Moral Money: our reader wants to know how she can be compensated for sacrificing her career to raise a family

‘I sacrificed my career for our baby – should the father compensate me?’

Moral Money: our reader wants to know how she can be compensated for sacrificing her career to raise a family

Dear Moral Money,

I have been with my partner for eight years, and we’re not planning to marry because we come from different faith backgrounds and it would be too complicated. We love each other and deliberately stopped using contraception after agreeing we were ready to start a family.

It has been assumed that my career will be thrown under the bus in favour of his, despite early conversations agreeing he wanted to share childcare and that we would work as a team. The recent cost of living increases mean we are more financially stretched than we were two years ago when we discussed this.

It is a fact, an annoying fact, that he earns more than I do, even though we have pretty similar responsibilities and qualifications in our careers – but that’s the gender pay gap for you.

The cost of childcare in our area (Kent) is really high. It would take over a third of my wages, but I would at least still have a career and a pension. Can I reasonably ask my partner to pay me what we would have had to pay for childcare to compensate me for becoming the primary carer?

My partner feels we would cope better financially as a team with me being at home, as it would allow him to focus on work and maximise the potential earnings and promotion prospects.

He also says that now parenthood is closer and he has spent time imagining our life with a child, he gets a lot of comfort from the idea that our child would be in my care, rather than in paid care.

Flooded with hormones, I am somewhat seduced by the idea of spending my days with the baby and having more time at home with a little part-time work to keep me stimulated, but then I think of what it would do to my career trajectory and earnings potential and feel vulnerable and resentful at the prospect of dependency.

I realise maybe we should have thrashed this out before I got pregnant, but to be honest it all seemed different when we first discussed it, and now it feels like a dilemma.


Dear reader,

Firstly, congratulations on your pregnancy – I hope it is progressing well.

It is really impressive that you and your partner have discussed the subject of family finance and the options for managing income generation and childcare. It is also bad luck that the economic tide has turned against you while you were preparing for this life-changing leap into parenthood.

Transitions are hard. This is a big change for both of you – or should I say all three of you – so you may need to give yourself some more space and time to adjust.

I realise that as the months go by it will become more urgent to have a plan, but maybe the plan could be more fluid than you have sketched out?

If you are not ready to imagine life without your career, but you are attracted to some more time at home once the baby is born, you can negotiate maternity leave with a view to returning to work and see how you feel when the time comes.

You are right that, statistically, having a womb comes with earnings and promotion penalties.

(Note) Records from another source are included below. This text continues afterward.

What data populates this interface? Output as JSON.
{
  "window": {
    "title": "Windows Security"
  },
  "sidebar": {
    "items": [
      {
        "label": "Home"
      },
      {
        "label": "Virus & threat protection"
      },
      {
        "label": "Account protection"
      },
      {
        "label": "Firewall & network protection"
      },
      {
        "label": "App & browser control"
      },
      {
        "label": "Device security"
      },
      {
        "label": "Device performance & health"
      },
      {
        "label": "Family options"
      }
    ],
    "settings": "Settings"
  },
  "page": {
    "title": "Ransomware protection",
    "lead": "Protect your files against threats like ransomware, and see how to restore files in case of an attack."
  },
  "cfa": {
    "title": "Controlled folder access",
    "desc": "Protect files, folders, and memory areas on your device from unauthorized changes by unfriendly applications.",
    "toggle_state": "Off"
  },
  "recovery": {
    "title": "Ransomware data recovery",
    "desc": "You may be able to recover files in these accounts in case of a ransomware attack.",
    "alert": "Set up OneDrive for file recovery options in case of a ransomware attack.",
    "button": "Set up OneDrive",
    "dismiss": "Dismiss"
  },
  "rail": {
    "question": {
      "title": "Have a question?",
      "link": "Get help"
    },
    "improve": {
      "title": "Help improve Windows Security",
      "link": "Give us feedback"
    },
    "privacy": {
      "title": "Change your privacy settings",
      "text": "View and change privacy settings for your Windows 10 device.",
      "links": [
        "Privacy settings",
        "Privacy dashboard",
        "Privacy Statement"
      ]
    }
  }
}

I personally know many women who turn to alternative careers or self-employment because the inflexibilities of some workplaces make it impractical to work once they are mothers.

Combine this with the fact that society doesn’t expect men to share equally in domesticity, and we see the dynamics that lay behind what is considered the “normal” division of care and labour.

As for charging your partner, I think it may work out better for both of you to take a more collaborative approach.

How about this: share the income equally between you, regardless of who earns it. All earned income, your part-time or self-employed earnings, as well as his salary, goes into the “team bank account”. All family expenses are paid out of that account, and the balance is then split between you. That would be equitable.

Your partner feels he has better earnings and promotion prospects, and we all agree that is largely a gender bias thing. You are feeling like you want to be at home with the baby, he likes the idea of you caring for your child.

So, you care, he earns and the team shares the spoils. Hopefully you’ll end up content with your lives, a good family income and a happy, healthy child.

What comes out of the team bank account needs to be discussed. I would suggest that the primary carer needs to have pension contributions made to their personal pension.

The Government recognises that parents and those taking care of vulnerable family members often get left out of the pension loop, so up to £3,600 per year can be contributed. The best bit is the team bank account only has to pay £2,880, which is topped up by £720 of tax relief (even if you don’t actually earn enough to pay tax), and £3,600 turns up in your pension. Bonus!

Team bank account should also provide some insurance, so that if the carer was unable to continue their work of caring for health reasons, an income is provided to cover the cost of continuing care. The value of what a carer provides is often overlooked, and although the earner will often receive “sick pay”, the carer doesn’t.

It may also be wise to discuss things like holiday budget, and expectations – such as whether cosmetics, dental, optician and other personal care expenses fall to you individually, or come out of the kitty.

It is a really healthy habit to discuss and manage the family budget as a team. If you do this as standard practice and are equally motivated to keep spending under control and the earnings up, then you can expect good results.

By adopting a team bank account approach you can genuinely both benefit from promotion and earnings prospects. The share of what is left after family expenses are met can be transferred to your individual accounts, which provides some privacy and autonomy.

If you instead charge your partner for your time as a carer, it starts to look and feel like an employer/employee relationship rather than a family, and I can see all sorts of distortions creeping in that a more collaborative team approach would avoid.